Artificial Intelligence or Human Minds? A Systematic Review of Robotics, Humanoids, Drones, and Autonomous Systems Across Energy, Agriculture, Ocean, Healthcare, and Desert Environments
摘要
This systematic review employs the Preferred Reporting Items for Systematic Reviews and Meta-Analyses (PRISMA) methodology to examine the evolution and deployment of robotics, humanoids, drones, and autonomous systems across five critical sectors: energy, agriculture, ocean, healthcare, and desert environments between 2010 and 2025. The review synthesizes a total of 70 peer-reviewed and gray literature sources, with a particular focus on safety incidents, human–artificial intelligence (AI) comparative performance, and ethical considerations.
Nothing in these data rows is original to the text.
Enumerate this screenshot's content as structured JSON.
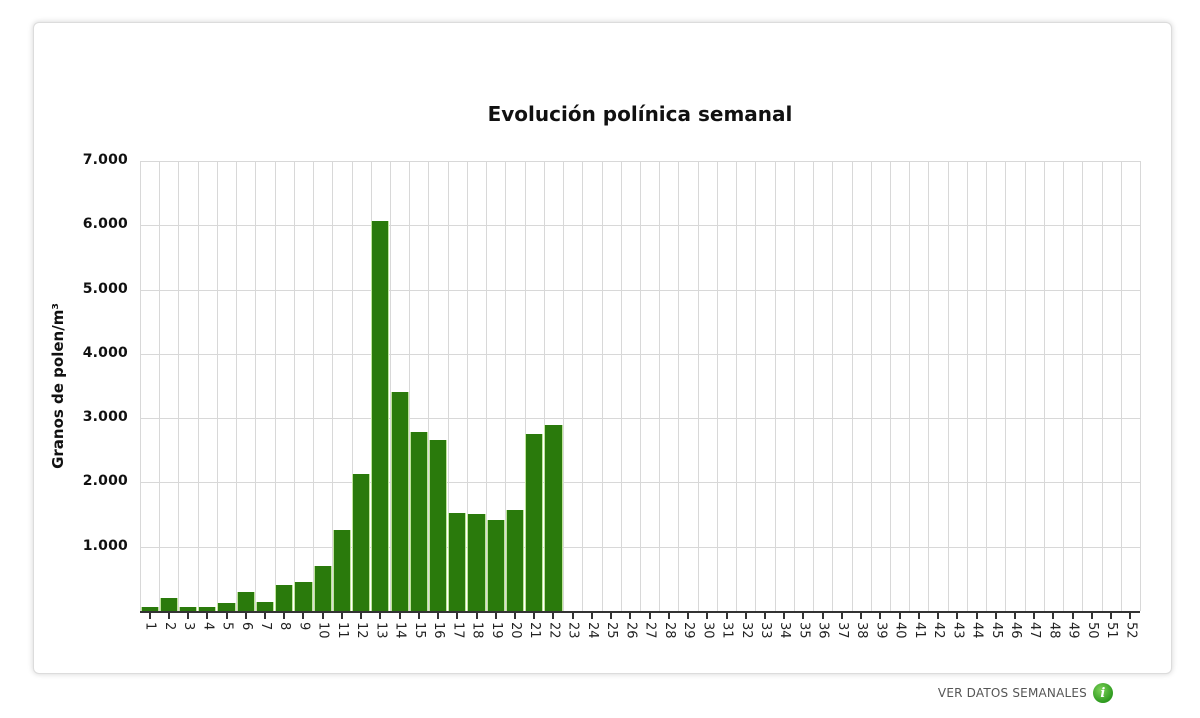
{
  "chart_data": {
    "type": "bar",
    "title": "Evolución polínica semanal",
    "xlabel": "",
    "ylabel": "Granos de polen/m³",
    "ylim": [
      0,
      7000
    ],
    "yticks": [
      1000,
      2000,
      3000,
      4000,
      5000,
      6000,
      7000
    ],
    "ytick_labels": [
      "1.000",
      "2.000",
      "3.000",
      "4.000",
      "5.000",
      "6.000",
      "7.000"
    ],
    "grid": true,
    "legend": null,
    "bar_color": "#2a7a0c",
    "categories": [
      "1",
      "2",
      "3",
      "4",
      "5",
      "6",
      "7",
      "8",
      "9",
      "10",
      "11",
      "12",
      "13",
      "14",
      "15",
      "16",
      "17",
      "18",
      "19",
      "20",
      "21",
      "22",
      "23",
      "24",
      "25",
      "26",
      "27",
      "28",
      "29",
      "30",
      "31",
      "32",
      "33",
      "34",
      "35",
      "36",
      "37",
      "38",
      "39",
      "40",
      "41",
      "42",
      "43",
      "44",
      "45",
      "46",
      "47",
      "48",
      "49",
      "50",
      "51",
      "52"
    ],
    "values": [
      60,
      195,
      60,
      60,
      130,
      295,
      135,
      410,
      450,
      705,
      1264,
      2132,
      6062,
      3408,
      2788,
      2654,
      1523,
      1502,
      1410,
      1574,
      2754,
      2892,
      null,
      null,
      null,
      null,
      null,
      null,
      null,
      null,
      null,
      null,
      null,
      null,
      null,
      null,
      null,
      null,
      null,
      null,
      null,
      null,
      null,
      null,
      null,
      null,
      null,
      null,
      null,
      null,
      null,
      null
    ]
  },
  "footer": {
    "link_label": "VER DATOS SEMANALES",
    "icon": "info-icon",
    "icon_glyph": "i"
  }
}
Key contributions include insights from the UN AI Ethics Framework (Ad Hoc Expert Group), the Abu Dhabi National Oil Company AI product development case study in the energy sector, and cutting-edge research from Mohamed bin Zayed University of Artificial Intelligence, including foundation models, embodied AI, and Arabic language AI applications. Findings reveal a rapid progression from narrow industrial robotics to collaborative humanoid systems, with variable safety outcomes across sectors, including physical injuries, operational failures, and cybersecurity vulnerabilities. Comparative analyses highlight complementarity between human intelligence and AI capabilities, emphasizing human oversight in complex decision-making and ethical deployment. The review identifies gaps in regulatory harmonization, cybersecurity preparedness, and workforce transformation. Recommendations emphasize responsible AI development, robust governance frameworks, cross-sectoral safety standards, and investment in human–AI collaboration training. The study positions the integration of AI and human intelligence as the optimal pathway forward, promoting safe, ethical, and sustainable technological adoption across diverse industrial and environmental contexts.